Baseball is a results business.
So is just about every other business, incidentally. I think the term “results business” might even be redundant. Is there any business that’s not a results business? Like can I find a paying job somewhere where my boss won’t care about my performance or the bottom line, but about how much fun I have or how much I learn from the experience?
For what it’s worth, if you Google “is not a results business” — in quotes like that — you only get five results, and they’re all about soccer.
But that’s not the point. What I’m trying to say is that I should temper my enthusiasm, since the Mets’ new front office hasn’t won anything yet. Hell, as a team, Sandy Alderson, J.P. Ricciardi and Paul DePodesta haven’t even done anything yet outside of letting Hisanori Takahashi walk.
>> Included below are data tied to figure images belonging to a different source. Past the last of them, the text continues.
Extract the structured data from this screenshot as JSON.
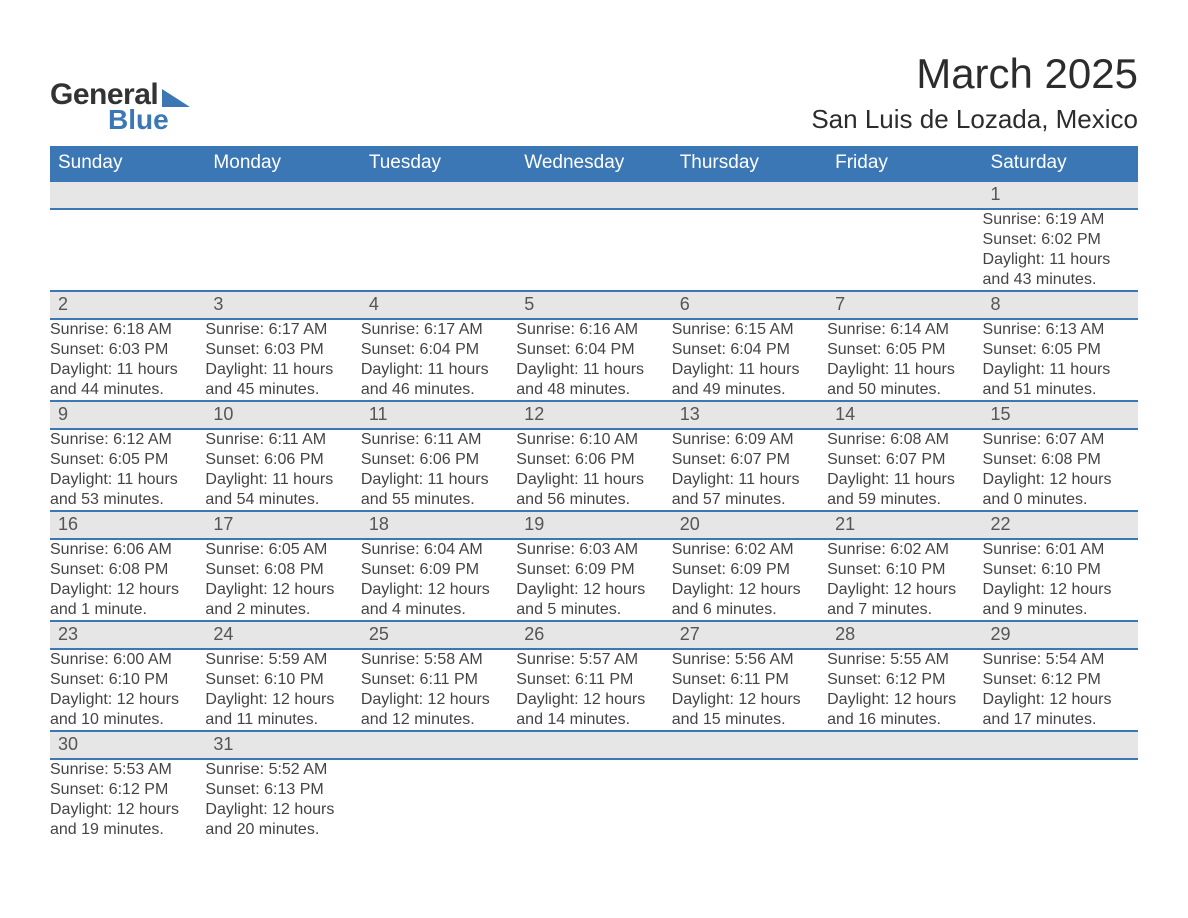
{
  "logo": {
    "text1": "General",
    "text2": "Blue",
    "triangle_color": "#3b77b5"
  },
  "title": {
    "month": "March 2025",
    "location": "San Luis de Lozada, Mexico"
  },
  "colors": {
    "header_bg": "#3b77b5",
    "header_text": "#ffffff",
    "daynum_bg": "#e6e6e6",
    "row_border": "#3b77b5",
    "body_text": "#444444",
    "page_bg": "#ffffff"
  },
  "fonts": {
    "title_size_pt": 42,
    "location_size_pt": 26,
    "header_size_pt": 19,
    "daynum_size_pt": 18,
    "detail_size_pt": 16
  },
  "weekdays": [
    "Sunday",
    "Monday",
    "Tuesday",
    "Wednesday",
    "Thursday",
    "Friday",
    "Saturday"
  ],
  "weeks": [
    [
      null,
      null,
      null,
      null,
      null,
      null,
      {
        "n": "1",
        "sr": "Sunrise: 6:19 AM",
        "ss": "Sunset: 6:02 PM",
        "d1": "Daylight: 11 hours",
        "d2": "and 43 minutes."
      }
    ],
    [
      {
        "n": "2",
        "sr": "Sunrise: 6:18 AM",
        "ss": "Sunset: 6:03 PM",
        "d1": "Daylight: 11 hours",
        "d2": "and 44 minutes."
      },
      {
        "n": "3",
        "sr": "Sunrise: 6:17 AM",
        "ss": "Sunset: 6:03 PM",
        "d1": "Daylight: 11 hours",
        "d2": "and 45 minutes."
      },
      {
        "n": "4",
        "sr": "Sunrise: 6:17 AM",
        "ss": "Sunset: 6:04 PM",
        "d1": "Daylight: 11 hours",
        "d2": "and 46 minutes."
      },
      {
        "n": "5",
        "sr": "Sunrise: 6:16 AM",
        "ss": "Sunset: 6:04 PM",
        "d1": "Daylight: 11 hours",
        "d2": "and 48 minutes."
      },
      {
        "n": "6",
        "sr": "Sunrise: 6:15 AM",
        "ss": "Sunset: 6:04 PM",
        "d1": "Daylight: 11 hours",
        "d2": "and 49 minutes."
      },
      {
        "n": "7",
        "sr": "Sunrise: 6:14 AM",
        "ss": "Sunset: 6:05 PM",
        "d1": "Daylight: 11 hours",
        "d2": "and 50 minutes."
      },
      {
        "n": "8",
        "sr": "Sunrise: 6:13 AM",
        "ss": "Sunset: 6:05 PM",
        "d1": "Daylight: 11 hours",
        "d2": "and 51 minutes."
      }
    ],
    [
      {
        "n": "9",
        "sr": "Sunrise: 6:12 AM",
        "ss": "Sunset: 6:05 PM",
        "d1": "Daylight: 11 hours",
        "d2": "and 53 minutes."
      },
      {
        "n": "10",
        "sr": "Sunrise: 6:11 AM",
        "ss": "Sunset: 6:06 PM",
        "d1": "Daylight: 11 hours",
        "d2": "and 54 minutes."
      },
      {
        "n": "11",
        "sr": "Sunrise: 6:11 AM",
        "ss": "Sunset: 6:06 PM",
        "d1": "Daylight: 11 hours",
        "d2": "and 55 minutes."
      },
      {
        "n": "12",
        "sr": "Sunrise: 6:10 AM",
        "ss": "Sunset: 6:06 PM",
        "d1": "Daylight: 11 hours",
        "d2": "and 56 minutes."
      },
      {
        "n": "13",
        "sr": "Sunrise: 6:09 AM",
        "ss": "Sunset: 6:07 PM",
        "d1": "Daylight: 11 hours",
        "d2": "and 57 minutes."
      },
      {
        "n": "14",
        "sr": "Sunrise: 6:08 AM",
        "ss": "Sunset: 6:07 PM",
        "d1": "Daylight: 11 hours",
        "d2": "and 59 minutes."
      },
      {
        "n": "15",
        "sr": "Sunrise: 6:07 AM",
        "ss": "Sunset: 6:08 PM",
        "d1": "Daylight: 12 hours",
        "d2": "and 0 minutes."
      }
    ],
    [
      {
        "n": "16",
        "sr": "Sunrise: 6:06 AM",
        "ss": "Sunset: 6:08 PM",
        "d1": "Daylight: 12 hours",
        "d2": "and 1 minute."
      },
      {
        "n": "17",
        "sr": "Sunrise: 6:05 AM",
        "ss": "Sunset: 6:08 PM",
        "d1": "Daylight: 12 hours",
        "d2": "and 2 minutes."
      },
      {
        "n": "18",
        "sr": "Sunrise: 6:04 AM",
        "ss": "Sunset: 6:09 PM",
        "d1": "Daylight: 12 hours",
        "d2": "and 4 minutes."
      },
      {
        "n": "19",
        "sr": "Sunrise: 6:03 AM",
        "ss": "Sunset: 6:09 PM",
        "d1": "Daylight: 12 hours",
        "d2": "and 5 minutes."
      },
      {
        "n": "20",
        "sr": "Sunrise: 6:02 AM",
        "ss": "Sunset: 6:09 PM",
        "d1": "Daylight: 12 hours",
        "d2": "and 6 minutes."
      },
      {
        "n": "21",
        "sr": "Sunrise: 6:02 AM",
        "ss": "Sunset: 6:10 PM",
        "d1": "Daylight: 12 hours",
        "d2": "and 7 minutes."
      },
      {
        "n": "22",
        "sr": "Sunrise: 6:01 AM",
        "ss": "Sunset: 6:10 PM",
        "d1": "Daylight: 12 hours",
        "d2": "and 9 minutes."
      }
    ],
    [
      {
        "n": "23",
        "sr": "Sunrise: 6:00 AM",
        "ss": "Sunset: 6:10 PM",
        "d1": "Daylight: 12 hours",
        "d2": "and 10 minutes."
      },
      {
        "n": "24",
        "sr": "Sunrise: 5:59 AM",
        "ss": "Sunset: 6:10 PM",
        "d1": "Daylight: 12 hours",
        "d2": "and 11 minutes."
      },
      {
        "n": "25",
        "sr": "Sunrise: 5:58 AM",
        "ss": "Sunset: 6:11 PM",
        "d1": "Daylight: 12 hours",
        "d2": "and 12 minutes."
      },
      {
        "n": "26",
        "sr": "Sunrise: 5:57 AM",
        "ss": "Sunset: 6:11 PM",
        "d1": "Daylight: 12 hours",
        "d2": "and 14 minutes."
      },
      {
        "n": "27",
        "sr": "Sunrise: 5:56 AM",
        "ss": "Sunset: 6:11 PM",
        "d1": "Daylight: 12 hours",
        "d2": "and 15 minutes."
      },
      {
        "n": "28",
        "sr": "Sunrise: 5:55 AM",
        "ss": "Sunset: 6:12 PM",
        "d1": "Daylight: 12 hours",
        "d2": "and 16 minutes."
      },
      {
        "n": "29",
        "sr": "Sunrise: 5:54 AM",
        "ss": "Sunset: 6:12 PM",
        "d1": "Daylight: 12 hours",
        "d2": "and 17 minutes."
      }
    ],
    [
      {
        "n": "30",
        "sr": "Sunrise: 5:53 AM",
        "ss": "Sunset: 6:12 PM",
        "d1": "Daylight: 12 hours",
        "d2": "and 19 minutes."
      },
      {
        "n": "31",
        "sr": "Sunrise: 5:52 AM",
        "ss": "Sunset: 6:13 PM",
        "d1": "Daylight: 12 hours",
        "d2": "and 20 minutes."
      },
      null,
      null,
      null,
      null,
      null
    ]
  ]
}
Still, after six seasons of Omar Minaya — and Steve Phillips and Jim Duquette before him — it’s hard not to get excited for a front office that appears primed to evaluate players objectively and work to build a sustainable winner from within. These are the things I’ve been bleating about since I started writing for SNY.tv in 2006.
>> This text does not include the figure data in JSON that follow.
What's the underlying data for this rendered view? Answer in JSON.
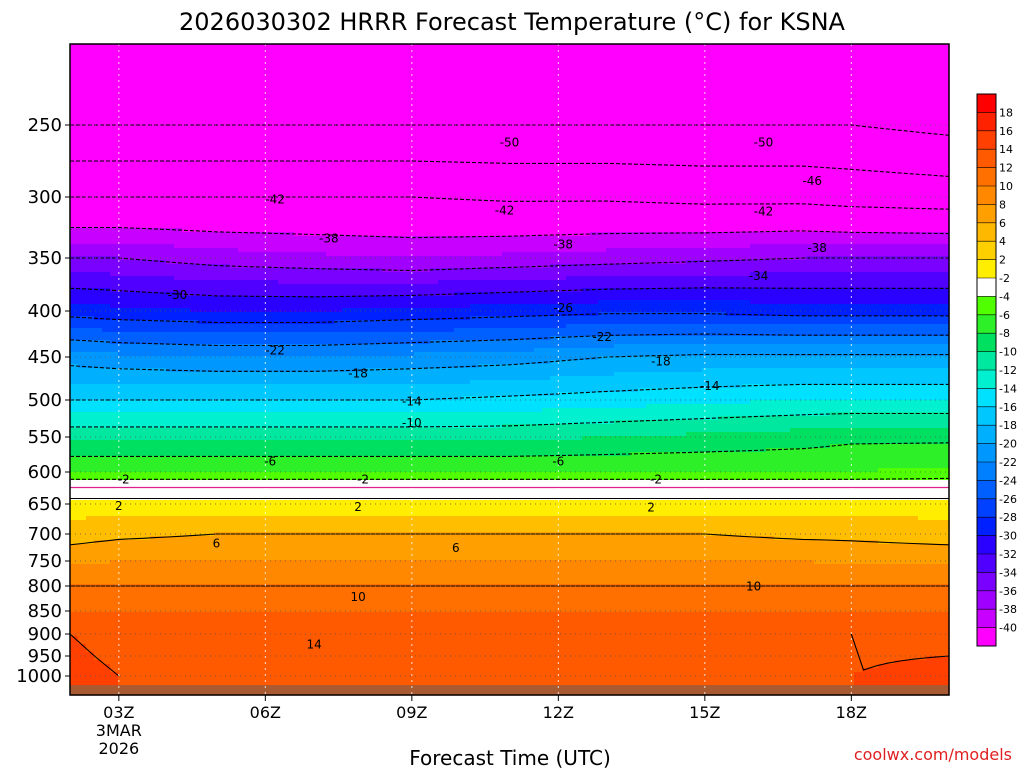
{
  "chart_data": {
    "type": "heatmap",
    "title": "2026030302 HRRR Forecast Temperature (°C) for KSNA",
    "xlabel": "Forecast Time (UTC)",
    "ylabel": "",
    "x_ticks": [
      {
        "hour": 3,
        "label": "03Z",
        "sub": [
          "3MAR",
          "2026"
        ]
      },
      {
        "hour": 6,
        "label": "06Z",
        "sub": []
      },
      {
        "hour": 9,
        "label": "09Z",
        "sub": []
      },
      {
        "hour": 12,
        "label": "12Z",
        "sub": []
      },
      {
        "hour": 15,
        "label": "15Z",
        "sub": []
      },
      {
        "hour": 18,
        "label": "18Z",
        "sub": []
      }
    ],
    "xlim": [
      2,
      20
    ],
    "y_ticks": [
      250,
      300,
      350,
      400,
      450,
      500,
      550,
      600,
      650,
      700,
      750,
      800,
      850,
      900,
      950,
      1000
    ],
    "ylim_hPa": [
      200,
      1025
    ],
    "hour_grid": [
      2,
      3,
      5,
      7,
      9,
      11,
      13,
      15,
      17,
      18,
      20
    ],
    "temperature_by_pressure": [
      {
        "p": 200,
        "t": [
          -53,
          -53,
          -53,
          -52,
          -51,
          -51,
          -52,
          -52,
          -53,
          -53,
          -53
        ]
      },
      {
        "p": 250,
        "t": [
          -50,
          -50,
          -50,
          -50,
          -50,
          -50,
          -50,
          -50,
          -50,
          -50,
          -51
        ]
      },
      {
        "p": 300,
        "t": [
          -42,
          -42,
          -42,
          -42,
          -42,
          -42.5,
          -42.5,
          -43,
          -43,
          -43.5,
          -44
        ]
      },
      {
        "p": 350,
        "t": [
          -34,
          -34,
          -35,
          -35.5,
          -36,
          -35.5,
          -35,
          -34.5,
          -34,
          -34,
          -34
        ]
      },
      {
        "p": 400,
        "t": [
          -27,
          -27.5,
          -28,
          -28,
          -27.5,
          -27,
          -26.5,
          -26.5,
          -27,
          -27,
          -27
        ]
      },
      {
        "p": 450,
        "t": [
          -19,
          -19.5,
          -20,
          -20,
          -19.5,
          -19,
          -18,
          -17.5,
          -17.5,
          -17.5,
          -17.5
        ]
      },
      {
        "p": 500,
        "t": [
          -14,
          -14,
          -14,
          -14,
          -14,
          -13.5,
          -13,
          -12.5,
          -12,
          -12,
          -12
        ]
      },
      {
        "p": 550,
        "t": [
          -8.5,
          -8.5,
          -8.5,
          -8.5,
          -8.5,
          -8.5,
          -8,
          -7.5,
          -7,
          -6.5,
          -6.5
        ]
      },
      {
        "p": 600,
        "t": [
          -4,
          -4,
          -4,
          -4,
          -4,
          -4,
          -4,
          -4,
          -4,
          -4,
          -3.5
        ]
      },
      {
        "p": 620,
        "t": [
          -0.5,
          -0.5,
          -0.5,
          -0.5,
          -0.5,
          -0.5,
          -0.5,
          -0.5,
          -0.5,
          -0.5,
          -0.5
        ]
      },
      {
        "p": 650,
        "t": [
          3,
          3,
          3,
          3,
          3,
          3,
          3,
          3,
          3,
          3,
          3
        ]
      },
      {
        "p": 700,
        "t": [
          5,
          5.5,
          6,
          6,
          6,
          6,
          6,
          6,
          5.5,
          5.5,
          5
        ]
      },
      {
        "p": 750,
        "t": [
          7.5,
          8,
          8,
          8,
          8,
          8,
          8,
          8,
          8,
          7.5,
          7.5
        ]
      },
      {
        "p": 800,
        "t": [
          10,
          10,
          10,
          10,
          10,
          10,
          10,
          10,
          10,
          10,
          10
        ]
      },
      {
        "p": 850,
        "t": [
          12,
          12,
          12,
          12,
          12,
          12,
          12,
          12,
          12,
          12,
          12
        ]
      },
      {
        "p": 900,
        "t": [
          14,
          13,
          13.5,
          14,
          13,
          13,
          13,
          13,
          13.5,
          14,
          13.5
        ]
      },
      {
        "p": 950,
        "t": [
          14.5,
          13.5,
          13.5,
          13.5,
          13.5,
          13.5,
          13.5,
          13.5,
          13.5,
          13.5,
          14
        ]
      },
      {
        "p": 1000,
        "t": [
          15,
          14,
          13.5,
          13.5,
          13.5,
          13.5,
          13.5,
          13.5,
          13.5,
          14,
          15.5
        ]
      }
    ],
    "contour_levels": [
      -50,
      -46,
      -42,
      -38,
      -34,
      -30,
      -26,
      -22,
      -18,
      -14,
      -10,
      -6,
      -2,
      2,
      6,
      10,
      14
    ],
    "contour_labels": [
      {
        "text": "-50",
        "hour": 11,
        "p": 262
      },
      {
        "text": "-50",
        "hour": 16.2,
        "p": 262
      },
      {
        "text": "-46",
        "hour": 17.2,
        "p": 289
      },
      {
        "text": "-42",
        "hour": 6.2,
        "p": 302
      },
      {
        "text": "-42",
        "hour": 10.9,
        "p": 311
      },
      {
        "text": "-42",
        "hour": 16.2,
        "p": 312
      },
      {
        "text": "-38",
        "hour": 7.3,
        "p": 334
      },
      {
        "text": "-38",
        "hour": 12.1,
        "p": 339
      },
      {
        "text": "-38",
        "hour": 17.3,
        "p": 342
      },
      {
        "text": "-34",
        "hour": 16.1,
        "p": 367
      },
      {
        "text": "-30",
        "hour": 4.2,
        "p": 385
      },
      {
        "text": "-26",
        "hour": 12.1,
        "p": 397
      },
      {
        "text": "-22",
        "hour": 6.2,
        "p": 443
      },
      {
        "text": "-22",
        "hour": 12.9,
        "p": 428
      },
      {
        "text": "-18",
        "hour": 7.9,
        "p": 469
      },
      {
        "text": "-18",
        "hour": 14.1,
        "p": 455
      },
      {
        "text": "-14",
        "hour": 9.0,
        "p": 502
      },
      {
        "text": "-14",
        "hour": 15.1,
        "p": 484
      },
      {
        "text": "-10",
        "hour": 9.0,
        "p": 531
      },
      {
        "text": "-6",
        "hour": 6.1,
        "p": 585
      },
      {
        "text": "-6",
        "hour": 12.0,
        "p": 585
      },
      {
        "text": "-2",
        "hour": 3.1,
        "p": 612
      },
      {
        "text": "-2",
        "hour": 8.0,
        "p": 612
      },
      {
        "text": "-2",
        "hour": 14.0,
        "p": 612
      },
      {
        "text": "2",
        "hour": 3.0,
        "p": 653
      },
      {
        "text": "2",
        "hour": 7.9,
        "p": 655
      },
      {
        "text": "2",
        "hour": 13.9,
        "p": 656
      },
      {
        "text": "6",
        "hour": 5.0,
        "p": 718
      },
      {
        "text": "6",
        "hour": 9.9,
        "p": 726
      },
      {
        "text": "10",
        "hour": 7.9,
        "p": 822
      },
      {
        "text": "10",
        "hour": 16.0,
        "p": 801
      },
      {
        "text": "14",
        "hour": 7.0,
        "p": 924
      }
    ],
    "colorbar": {
      "ticks": [
        "18",
        "16",
        "14",
        "12",
        "10",
        "8",
        "6",
        "4",
        "2",
        "-2",
        "-4",
        "-6",
        "-8",
        "-10",
        "-12",
        "-14",
        "-16",
        "-18",
        "-20",
        "-22",
        "-24",
        "-26",
        "-28",
        "-30",
        "-32",
        "-34",
        "-36",
        "-38",
        "-40"
      ],
      "colors": [
        "#ff0000",
        "#ff2200",
        "#ff4000",
        "#ff5a00",
        "#ff7000",
        "#ff8800",
        "#ffa000",
        "#ffb800",
        "#ffd000",
        "#ffee00",
        "#ffffff",
        "#50ff00",
        "#2ef028",
        "#00e060",
        "#00e8a0",
        "#00f0d0",
        "#00e0ff",
        "#00c8ff",
        "#00b0ff",
        "#0098ff",
        "#0080ff",
        "#0060ff",
        "#0040ff",
        "#0020ff",
        "#2a00ff",
        "#5000ff",
        "#7a00ff",
        "#a000ff",
        "#c800ff",
        "#ff00ff"
      ]
    },
    "footer_left_hidden": "",
    "credit": "coolwx.com/models"
  }
}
And now, it seems, it’s really happening. Is this really happening?
I’m getting ahead of myself. And despite all my attempts at rationality, the perpetual reminders here that the Mets are not cursed or jinxed or otherwise damned mostly aim to quiet my own ingrained Mets-fan dread. This must go wrong. Right?
I know that’s not true. I know that, in the right hands, it shouldn’t be too difficult to create a regular winner on a $130 million payroll.
But, you know, results business and all. So I will proceed with cautious optimism.
I see alot of this type of feeling, like we havent won anything yet, and that is true. But at the same time you have every right to get excited abouyt whats happening now.
For year people have been killing the Wilpons for hiring guys like Omar and Tony B to run the show. Well now it appears they have gone out and stocked the front office with the best available talent. We knew this offseason was really all about rebuilding the front office and the team structure and all that, and as far as that goes, which is step one, the Mets have basically hit a home run here. IMO its OK to get excited about that because its an awesome step one.
Its just like the FA period for Players. If the Mets opened the coffers for Carl Crawford, or somehow obtained Felix Hernandez etc, we’d all be excited and rightfully so, even though though those players would have yet to produce any results.
Is this real life?? Is this gunna be forever??
Sandwich commentary is not a results oriented business.
Now if you google “is not a results business,” this blog post is the first thing that pops up.
I am the winner, then.
2010 Mets Right Fielder (April to August) = not a results business
So, what are we all supposed to complain about now?